Thursday, November 21, 2024

Cost-of-living: Tinubu plans food prices control but no quick relief

The government’s short-term response to the hardship offers no promise of speedy relief for millions of suffering families.

The Nigerian government plans to establish a national body to regulate food prices as citizens grapple with the country’s worst economic hardship in a generation.

The government will create the National Commodity Board with the mandate to “assess and regulate food prices”, Vice President Kashim Shettima said Tuesday.

The body will also maintain a strategic food reserve for stabilizing prices of crucial grains and other food items, Mr Shettima said in Abuja at a two-day meeting on climate change, food systems and resource mobilization, according to the News Agency of Nigeria.

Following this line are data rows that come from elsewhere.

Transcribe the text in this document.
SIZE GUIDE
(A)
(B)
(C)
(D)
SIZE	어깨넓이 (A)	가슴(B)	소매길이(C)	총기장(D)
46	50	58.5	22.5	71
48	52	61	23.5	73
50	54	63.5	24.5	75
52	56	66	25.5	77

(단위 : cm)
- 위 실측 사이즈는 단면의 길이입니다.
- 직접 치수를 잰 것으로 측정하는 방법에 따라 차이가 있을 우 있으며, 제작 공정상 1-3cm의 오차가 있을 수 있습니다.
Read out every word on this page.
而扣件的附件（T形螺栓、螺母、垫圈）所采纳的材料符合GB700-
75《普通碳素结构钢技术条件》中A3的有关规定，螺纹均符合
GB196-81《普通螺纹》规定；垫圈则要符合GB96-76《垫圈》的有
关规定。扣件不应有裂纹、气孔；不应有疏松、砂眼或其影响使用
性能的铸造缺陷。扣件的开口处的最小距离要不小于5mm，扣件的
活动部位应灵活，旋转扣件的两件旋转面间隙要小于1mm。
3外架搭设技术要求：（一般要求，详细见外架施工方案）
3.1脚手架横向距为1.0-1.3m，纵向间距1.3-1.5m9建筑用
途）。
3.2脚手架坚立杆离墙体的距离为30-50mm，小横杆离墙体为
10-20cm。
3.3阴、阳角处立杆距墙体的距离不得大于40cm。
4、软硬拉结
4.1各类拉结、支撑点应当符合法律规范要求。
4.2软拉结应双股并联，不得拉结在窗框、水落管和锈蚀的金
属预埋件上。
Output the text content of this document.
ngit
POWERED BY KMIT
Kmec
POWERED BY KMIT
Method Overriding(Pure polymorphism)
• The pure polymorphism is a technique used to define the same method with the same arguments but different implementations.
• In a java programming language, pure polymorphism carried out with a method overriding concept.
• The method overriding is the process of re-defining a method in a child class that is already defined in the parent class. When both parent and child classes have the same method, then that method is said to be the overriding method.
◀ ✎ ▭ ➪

It is not clear how the agency will regulate food prices in the country. Last week, a federal court directed the government to fix the prices of goods and petroleum products.

Justice Ambrose Lewis-Allagoa of the FCT in Lagos ordered the government to fix the price of milk, flour, salt, sugar, bicycles, and their spare parts, matches, motorcycles and their spare parts, motor vehicles and their spare parts as well as petroleum products.

The order was given on a case brought by lawyer and activist, Femi Falana, who sought the implementation of the Price Control Act. The ruling has been criticised by some as not being in consonance with Nigeria’s espoused free market economy.

Not quick relief

Nigerians are grappling with the worst cost of living crisis in decades after the government scrapped fuel subsidy and devalued the naira, with inflation reaching a fever pitch in December 2023, soaring to a staggering 28.9%, the highest level in 27 years.

Food inflation jumped to 33.93% – a stark reminder of the everyday struggles faced by millions across the country.

Vice President Shettima spoke of the government’s interest in ensuring food security and highlighted ongoing policy reforms by the administration to ensure food and water availability, as well as affordability.

However, the government’s short-term response to the hardship, as he stated during the programme, offers no promise of speedy relief for many families.

He said the government’s solution to potential food crisis “has become immediate, medium, and long-term strategies.”

“The short-term strategy entails revitalising food supply through specific interventions like the distribution of fertilizers and grains to farmers and households to cushion the effects of subsidy removal,” he said.

“It also entails fostering collaboration between the Ministries of Agriculture and Water Resources for efficient farmland irrigation, ensuring year-round food production; and addressing price volatility by establishing a National Commodity Board.

“This board will continually assess and regulate food prices, maintaining a strategic food reserve for stabilizing prices of crucial grains and other food items.”

More of the same

The outlines do not sound any different from the promises the previous government made and failed for years. Mr Shettima said the administration was investing in the restoration of degraded land.

According to him, there is an ongoing plan to restore 4 million hectares, or nearly 10 million acres of degraded lands within the nation’s borders as its contribution to the AFR100 Initiative.

“I wish to assure you that we will engage our security architecture to protect the farms and the farmers so that farmers can return to the farmlands without fear of attacks,” he said without offering specifics.

“We won’t only make it safe for farmers to return to their farms, but we will also ensure the activation of land banks.

“There is currently 500,000 hectares of already mapped land that will be used to increase the availability of arable land for farming, which will immediately impact food output.”

Mr Shettima said the Tinubu administration was collaborating with mechanisation companies to clear more forests and make them available for farming.

He said the Central Bank of Nigeria will also continue to play a major role in funding the agricultural value chain.

“We will deploy concessionary capital to the sector, especially towards fertilizer, processing, mechanization, seeds, chemicals, equipment, feed, labour, among others.

“The concessionary funds will ensure that food is always available and affordable, thereby having a direct impact on Nigeria’s Human Capital Index (HCI).

“This administration is focused on ensuring the HCI numbers, which currently rank as the 3rd lowest in the world, are improved for increased productivity.”